The $50 million is a one-time reimbursement to the company as a result of the federal Tax Cuts and Jobs Act, passed by the U.S. Congress in December 2017, according to an announcement from the company. One provision of the act was for the federal government to return some prior tax payments to eligible companies over a four-year period. Under the previous tax code, health insurers had been required to pay federal taxes since the Tax Reform Act of 1986.
“This unexpected tax refund is an opportunity for us to look beyond our own business needs and address critical issues in the communities where we live and work,” said Jim Grazko, President and General Manager of Premera’s Alaska office, in the news release.
Part of that refund, about $1.5 million, will go back to large group customers in 2018. It may also include some returns to smaller group and individual customers in the future, Kipp said.
Some of the ideas the company has to improve rural health care access include initiatives to attract and support health care providers in rural areas and enhance telemedicine and telepsychiatry programs, which allow remote delivery of health care services from providers in more urban locations. The company plans to work with the state and experts on how to executive that, Kipp said.
The company made a commitment to improving behavioral health about a year ago, and the announcement includes $8 million in funding over five years to better support that. Homelessness is a major focus for the program, Kipp said.
“You look at mental health issues, childhood trauma, addiction, it all kind of rolls into the homelessness issues,” he said. “We committed $8 million over five years to address that. We’re actively working with organizations up in Alaska (on it).”
The state also recently applied for a federal Medicaid waiver to begin a comprehensive plan to provide specialized services for children, teens and adults with mental health, substance abuse and behavioral health issues in the state. The program specifically targets those patients on Medicaid and aims to provide better health outcomes over the long-term, thus avoiding the cost of acute care services, by providing more preventative services.
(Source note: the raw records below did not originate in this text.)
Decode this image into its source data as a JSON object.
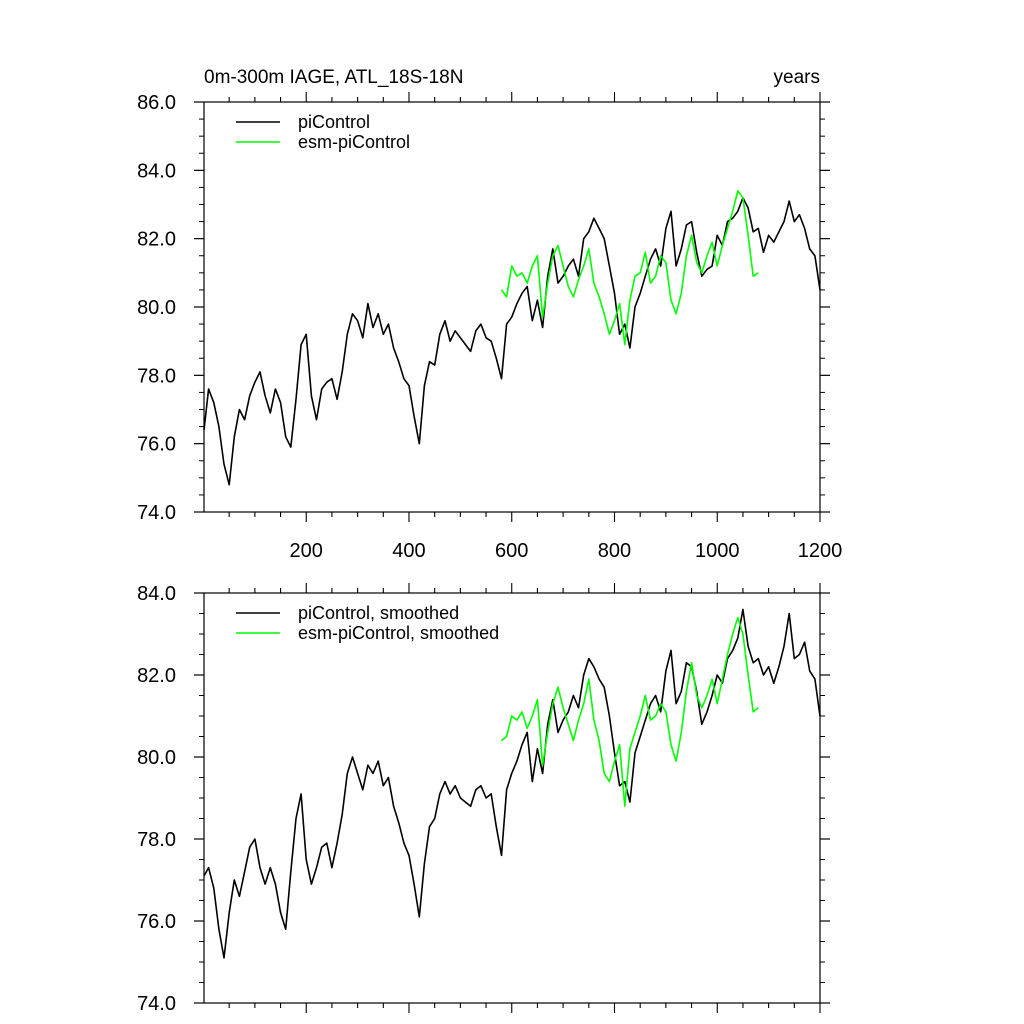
{
  "figure": {
    "title_left": "0m-300m IAGE, ATL_18S-18N",
    "title_right": "years"
  },
  "chart_data": [
    {
      "type": "line",
      "title": "0m-300m IAGE, ATL_18S-18N",
      "xlabel": "years",
      "ylabel": "",
      "xlim": [
        1,
        1200
      ],
      "ylim": [
        74.0,
        86.0
      ],
      "xticks": [
        200,
        400,
        600,
        800,
        1000,
        1200
      ],
      "yticks": [
        74.0,
        76.0,
        78.0,
        80.0,
        82.0,
        84.0,
        86.0
      ],
      "ytick_labels": [
        "74.0",
        "76.0",
        "78.0",
        "80.0",
        "82.0",
        "84.0",
        "86.0"
      ],
      "xtick_labels": [
        "200",
        "400",
        "600",
        "800",
        "1000",
        "1200"
      ],
      "grid": false,
      "legend": "top-left",
      "series": [
        {
          "name": "piControl",
          "color": "#000000",
          "x": [
            1,
            10,
            20,
            30,
            40,
            50,
            60,
            70,
            80,
            90,
            100,
            110,
            120,
            130,
            140,
            150,
            160,
            170,
            180,
            190,
            200,
            210,
            220,
            230,
            240,
            250,
            260,
            270,
            280,
            290,
            300,
            310,
            320,
            330,
            340,
            350,
            360,
            370,
            380,
            390,
            400,
            410,
            420,
            430,
            440,
            450,
            460,
            470,
            480,
            490,
            500,
            510,
            520,
            530,
            540,
            550,
            560,
            570,
            580,
            590,
            600,
            610,
            620,
            630,
            640,
            650,
            660,
            670,
            680,
            690,
            700,
            710,
            720,
            730,
            740,
            750,
            760,
            770,
            780,
            790,
            800,
            810,
            820,
            830,
            840,
            850,
            860,
            870,
            880,
            890,
            900,
            910,
            920,
            930,
            940,
            950,
            960,
            970,
            980,
            990,
            1000,
            1010,
            1020,
            1030,
            1040,
            1050,
            1060,
            1070,
            1080,
            1090,
            1100,
            1110,
            1120,
            1130,
            1140,
            1150,
            1160,
            1170,
            1180,
            1190,
            1200
          ],
          "y": [
            76.4,
            77.6,
            77.2,
            76.5,
            75.4,
            74.8,
            76.2,
            77.0,
            76.7,
            77.4,
            77.8,
            78.1,
            77.4,
            76.9,
            77.6,
            77.2,
            76.2,
            75.9,
            77.3,
            78.9,
            79.2,
            77.4,
            76.7,
            77.6,
            77.8,
            77.9,
            77.3,
            78.1,
            79.2,
            79.8,
            79.6,
            79.1,
            80.1,
            79.4,
            79.8,
            79.2,
            79.5,
            78.8,
            78.4,
            77.9,
            77.7,
            76.8,
            76.0,
            77.7,
            78.4,
            78.3,
            79.2,
            79.6,
            79.0,
            79.3,
            79.1,
            78.9,
            78.7,
            79.3,
            79.5,
            79.1,
            79.0,
            78.5,
            77.9,
            79.5,
            79.7,
            80.1,
            80.4,
            80.6,
            79.6,
            80.2,
            79.4,
            80.9,
            81.7,
            80.7,
            80.9,
            81.2,
            81.4,
            80.9,
            82.0,
            82.2,
            82.6,
            82.3,
            82.0,
            81.2,
            80.4,
            79.2,
            79.5,
            78.8,
            80.0,
            80.4,
            80.9,
            81.4,
            81.7,
            81.2,
            82.3,
            82.8,
            81.2,
            81.7,
            82.4,
            82.5,
            81.6,
            80.9,
            81.1,
            81.2,
            82.1,
            81.8,
            82.5,
            82.6,
            82.8,
            83.2,
            82.9,
            82.2,
            82.3,
            81.6,
            82.1,
            81.9,
            82.2,
            82.5,
            83.1,
            82.5,
            82.7,
            82.3,
            81.7,
            81.5,
            80.5
          ]
        },
        {
          "name": "esm-piControl",
          "color": "#00ff00",
          "x": [
            580,
            590,
            600,
            610,
            620,
            630,
            640,
            650,
            660,
            670,
            680,
            690,
            700,
            710,
            720,
            730,
            740,
            750,
            760,
            770,
            780,
            790,
            800,
            810,
            820,
            830,
            840,
            850,
            860,
            870,
            880,
            890,
            900,
            910,
            920,
            930,
            940,
            950,
            960,
            970,
            980,
            990,
            1000,
            1010,
            1020,
            1030,
            1040,
            1050,
            1060,
            1070,
            1080
          ],
          "y": [
            80.5,
            80.3,
            81.2,
            80.9,
            81.0,
            80.7,
            81.2,
            81.5,
            79.7,
            80.7,
            81.5,
            81.8,
            81.2,
            80.6,
            80.3,
            80.8,
            81.2,
            81.7,
            80.7,
            80.3,
            79.8,
            79.2,
            79.6,
            80.1,
            78.9,
            80.2,
            80.9,
            81.0,
            81.6,
            80.7,
            80.9,
            81.5,
            81.3,
            80.2,
            79.8,
            80.4,
            81.5,
            82.1,
            81.3,
            81.0,
            81.5,
            81.9,
            81.2,
            81.8,
            82.3,
            82.8,
            83.4,
            83.2,
            82.1,
            80.9,
            81.0
          ]
        }
      ]
    },
    {
      "type": "line",
      "title": "",
      "xlabel": "",
      "ylabel": "",
      "xlim": [
        1,
        1200
      ],
      "ylim": [
        74.0,
        84.0
      ],
      "yticks": [
        74.0,
        76.0,
        78.0,
        80.0,
        82.0,
        84.0
      ],
      "ytick_labels": [
        "74.0",
        "76.0",
        "78.0",
        "80.0",
        "82.0",
        "84.0"
      ],
      "grid": false,
      "legend": "top-left",
      "series": [
        {
          "name": "piControl, smoothed",
          "color": "#000000",
          "x": [
            1,
            10,
            20,
            30,
            40,
            50,
            60,
            70,
            80,
            90,
            100,
            110,
            120,
            130,
            140,
            150,
            160,
            170,
            180,
            190,
            200,
            210,
            220,
            230,
            240,
            250,
            260,
            270,
            280,
            290,
            300,
            310,
            320,
            330,
            340,
            350,
            360,
            370,
            380,
            390,
            400,
            410,
            420,
            430,
            440,
            450,
            460,
            470,
            480,
            490,
            500,
            510,
            520,
            530,
            540,
            550,
            560,
            570,
            580,
            590,
            600,
            610,
            620,
            630,
            640,
            650,
            660,
            670,
            680,
            690,
            700,
            710,
            720,
            730,
            740,
            750,
            760,
            770,
            780,
            790,
            800,
            810,
            820,
            830,
            840,
            850,
            860,
            870,
            880,
            890,
            900,
            910,
            920,
            930,
            940,
            950,
            960,
            970,
            980,
            990,
            1000,
            1010,
            1020,
            1030,
            1040,
            1050,
            1060,
            1070,
            1080,
            1090,
            1100,
            1110,
            1120,
            1130,
            1140,
            1150,
            1160,
            1170,
            1180,
            1190,
            1200
          ],
          "y": [
            77.1,
            77.3,
            76.8,
            75.8,
            75.1,
            76.2,
            77.0,
            76.6,
            77.2,
            77.8,
            78.0,
            77.3,
            76.9,
            77.3,
            76.9,
            76.2,
            75.8,
            77.2,
            78.5,
            79.1,
            77.5,
            76.9,
            77.3,
            77.8,
            77.9,
            77.3,
            77.9,
            78.6,
            79.6,
            80.0,
            79.6,
            79.2,
            79.8,
            79.6,
            79.9,
            79.3,
            79.5,
            78.8,
            78.4,
            77.9,
            77.6,
            76.9,
            76.1,
            77.4,
            78.3,
            78.5,
            79.1,
            79.4,
            79.1,
            79.3,
            79.0,
            78.9,
            78.8,
            79.2,
            79.3,
            79.0,
            79.1,
            78.3,
            77.6,
            79.2,
            79.6,
            79.9,
            80.3,
            80.6,
            79.4,
            80.2,
            79.6,
            80.8,
            81.4,
            80.6,
            80.9,
            81.1,
            81.5,
            81.2,
            82.0,
            82.4,
            82.2,
            81.9,
            81.7,
            81.0,
            80.1,
            79.3,
            79.4,
            78.9,
            80.1,
            80.5,
            80.9,
            81.3,
            81.5,
            81.1,
            82.1,
            82.6,
            81.3,
            81.6,
            82.3,
            82.2,
            81.6,
            80.8,
            81.1,
            81.5,
            82.0,
            81.8,
            82.4,
            82.6,
            82.9,
            83.6,
            82.7,
            82.3,
            82.4,
            82.0,
            82.2,
            81.8,
            82.2,
            82.7,
            83.5,
            82.4,
            82.5,
            82.8,
            82.1,
            81.9,
            81.0
          ]
        },
        {
          "name": "esm-piControl, smoothed",
          "color": "#00ff00",
          "x": [
            580,
            590,
            600,
            610,
            620,
            630,
            640,
            650,
            660,
            670,
            680,
            690,
            700,
            710,
            720,
            730,
            740,
            750,
            760,
            770,
            780,
            790,
            800,
            810,
            820,
            830,
            840,
            850,
            860,
            870,
            880,
            890,
            900,
            910,
            920,
            930,
            940,
            950,
            960,
            970,
            980,
            990,
            1000,
            1010,
            1020,
            1030,
            1040,
            1050,
            1060,
            1070,
            1080
          ],
          "y": [
            80.4,
            80.5,
            81.0,
            80.9,
            81.1,
            80.7,
            81.0,
            81.4,
            79.8,
            80.6,
            81.3,
            81.7,
            81.2,
            80.8,
            80.4,
            80.9,
            81.3,
            81.9,
            80.9,
            80.4,
            79.6,
            79.4,
            79.9,
            80.3,
            78.8,
            80.2,
            80.6,
            81.0,
            81.5,
            80.9,
            81.0,
            81.3,
            81.1,
            80.3,
            79.9,
            80.6,
            81.6,
            82.3,
            81.5,
            81.2,
            81.5,
            81.9,
            81.3,
            81.9,
            82.5,
            83.0,
            83.4,
            83.0,
            82.0,
            81.1,
            81.2
          ]
        }
      ]
    }
  ]
}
Though Premera’s initiative is separate from that, the company works with the state and will continue to do so, Kipp said.
“We fully intend to keep working with them on all these issues,” he said. “We would be working with them as well as with other nonprofits and organizations.”
The $50 million investment is separate from the $25 million reimbursement Premera returned to the state reinsurance program in December, which resulted from fewer claims being filed over the course of the year and the company’s costs coming in under expectations.
The Alaska Department of Commerce, Community and Economic Development’s Division of Insurance, which oversees the individual marketplace health insurers, said the individual market has stabilized since the implementation of the reinsurance program, helping to buffer the double-digit percentage increases in premiums Alaskans saw for years.
“This is welcome news for Alaskans who endure some of the highest health insurance costs in the nation,” said Lori Wing-Heier, director of the Division of Insurance, in a news release issued Monday. “We look forward to learning more details about the premium rebates for individual and small group customers and the tax refunds that will be returned to large group customers.”